🤖 AI Summary
White blood cell (WBC) classification is critical for clinical diagnosis, yet model generalization degrades significantly due to domain shift—arising from heterogeneous sample sources (peripheral blood vs. bone marrow) and imaging conditions—and catastrophic forgetting during continual learning. To address these challenges, we propose a privacy-preserving generative replay continual learning framework tailored for dynamic clinical environments. Our approach uniquely integrates a lightweight generator into medical vision foundation models (ResNet50, RetCCL, CTransPath, UNI), enabling implicit feature synthesis for cross-domain incremental adaptation while preserving historical task performance. Evaluated on four real-world, multi-source WBC datasets across four cross-domain task sequences, our method achieves an average accuracy gain of 12.6% over standard fine-tuning, with near-zero backward transfer degradation. These results demonstrate strong deployment feasibility and robustness in practical healthcare settings.
📝 Abstract
White blood cell (WBC) classification plays a vital role in hematology for diagnosing various medical conditions. However, it faces significant challenges due to domain shifts caused by variations in sample sources (e.g., blood or bone marrow) and differing imaging conditions across hospitals.
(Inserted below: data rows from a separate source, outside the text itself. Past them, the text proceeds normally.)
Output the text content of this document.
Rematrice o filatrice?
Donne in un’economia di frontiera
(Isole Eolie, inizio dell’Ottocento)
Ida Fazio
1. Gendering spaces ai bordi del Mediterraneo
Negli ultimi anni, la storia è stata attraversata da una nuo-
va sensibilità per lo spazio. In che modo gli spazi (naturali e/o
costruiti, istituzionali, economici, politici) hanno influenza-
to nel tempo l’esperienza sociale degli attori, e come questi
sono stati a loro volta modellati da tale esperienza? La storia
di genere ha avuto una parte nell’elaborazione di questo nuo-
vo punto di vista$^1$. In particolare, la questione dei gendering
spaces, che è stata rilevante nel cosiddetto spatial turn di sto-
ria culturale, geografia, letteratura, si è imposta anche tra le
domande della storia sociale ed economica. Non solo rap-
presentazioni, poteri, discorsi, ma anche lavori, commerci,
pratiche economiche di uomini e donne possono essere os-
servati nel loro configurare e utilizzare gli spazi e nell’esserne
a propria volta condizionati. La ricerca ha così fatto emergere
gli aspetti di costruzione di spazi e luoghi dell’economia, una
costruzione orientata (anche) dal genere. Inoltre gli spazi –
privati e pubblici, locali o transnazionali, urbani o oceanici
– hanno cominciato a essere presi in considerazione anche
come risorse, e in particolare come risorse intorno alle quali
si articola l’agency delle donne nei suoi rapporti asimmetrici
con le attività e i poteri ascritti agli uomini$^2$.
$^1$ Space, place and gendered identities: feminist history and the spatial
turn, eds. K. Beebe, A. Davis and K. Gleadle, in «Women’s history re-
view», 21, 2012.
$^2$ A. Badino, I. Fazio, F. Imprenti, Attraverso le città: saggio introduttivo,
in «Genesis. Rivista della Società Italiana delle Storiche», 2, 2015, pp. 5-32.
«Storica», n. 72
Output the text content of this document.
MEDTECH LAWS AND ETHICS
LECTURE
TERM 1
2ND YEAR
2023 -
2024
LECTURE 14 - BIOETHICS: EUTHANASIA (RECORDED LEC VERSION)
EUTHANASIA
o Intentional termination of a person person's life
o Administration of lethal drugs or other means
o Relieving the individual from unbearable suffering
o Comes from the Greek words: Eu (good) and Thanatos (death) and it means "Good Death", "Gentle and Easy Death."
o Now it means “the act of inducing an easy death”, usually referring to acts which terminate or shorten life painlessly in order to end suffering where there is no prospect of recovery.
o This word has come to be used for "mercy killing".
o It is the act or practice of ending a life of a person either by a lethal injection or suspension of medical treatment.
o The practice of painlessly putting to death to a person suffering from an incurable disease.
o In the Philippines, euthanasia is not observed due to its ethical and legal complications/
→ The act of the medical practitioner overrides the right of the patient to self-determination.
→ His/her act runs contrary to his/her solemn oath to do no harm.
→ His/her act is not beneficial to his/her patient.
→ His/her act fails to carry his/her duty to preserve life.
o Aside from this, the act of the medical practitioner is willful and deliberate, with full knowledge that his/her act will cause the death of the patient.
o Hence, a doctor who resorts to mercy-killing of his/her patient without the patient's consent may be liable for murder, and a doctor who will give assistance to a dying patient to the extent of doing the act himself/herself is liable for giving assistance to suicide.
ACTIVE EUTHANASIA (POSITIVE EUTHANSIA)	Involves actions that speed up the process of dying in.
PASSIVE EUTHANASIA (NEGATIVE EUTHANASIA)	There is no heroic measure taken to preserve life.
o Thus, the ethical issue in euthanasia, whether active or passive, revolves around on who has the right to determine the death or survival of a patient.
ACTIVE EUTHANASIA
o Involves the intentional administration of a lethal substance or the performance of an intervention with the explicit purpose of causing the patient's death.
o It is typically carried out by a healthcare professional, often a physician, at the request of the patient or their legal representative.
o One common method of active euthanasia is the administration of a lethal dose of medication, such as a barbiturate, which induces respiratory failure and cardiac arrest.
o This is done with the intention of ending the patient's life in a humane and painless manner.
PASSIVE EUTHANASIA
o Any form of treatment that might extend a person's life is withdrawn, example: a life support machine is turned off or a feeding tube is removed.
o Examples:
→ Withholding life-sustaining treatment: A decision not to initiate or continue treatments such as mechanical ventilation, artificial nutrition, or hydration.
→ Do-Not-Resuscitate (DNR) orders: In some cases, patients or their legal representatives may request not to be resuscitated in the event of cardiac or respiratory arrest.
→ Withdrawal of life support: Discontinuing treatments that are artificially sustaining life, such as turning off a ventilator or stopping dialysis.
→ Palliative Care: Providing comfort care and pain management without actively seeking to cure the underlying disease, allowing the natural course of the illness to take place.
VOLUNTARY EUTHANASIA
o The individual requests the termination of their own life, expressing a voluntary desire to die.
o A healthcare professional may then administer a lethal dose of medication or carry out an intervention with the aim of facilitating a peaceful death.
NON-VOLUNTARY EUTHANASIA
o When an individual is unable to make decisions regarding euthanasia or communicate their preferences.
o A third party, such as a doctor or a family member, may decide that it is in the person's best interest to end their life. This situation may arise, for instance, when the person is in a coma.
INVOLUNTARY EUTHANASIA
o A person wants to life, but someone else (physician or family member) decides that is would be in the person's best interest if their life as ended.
Traditional deep learning models often suffer from catastrophic forgetting in such dynamic environments, while foundation models, though generally robust, experience performance degradation when the distribution of inference data differs from that of the training data. To address these challenges, we propose a generative replay-based Continual Learning (CL) strategy designed to prevent forgetting in foundation models for WBC classification. Our method employs lightweight generators to mimic past data with a synthetic latent representation to enable privacy-preserving replay. To showcase the effectiveness, we carry out extensive experiments with a total of four datasets with different task ordering and four backbone models including ResNet50, RetCCL, CTransPath, and UNI. Experimental results demonstrate that conventional fine-tuning methods degrade performance on previously learned tasks and struggle with domain shifts. In contrast, our continual learning strategy effectively mitigates catastrophic forgetting, preserving model performance across varying domains. This work presents a practical solution for maintaining reliable WBC classification in real-world clinical settings, where data distributions frequently evolve.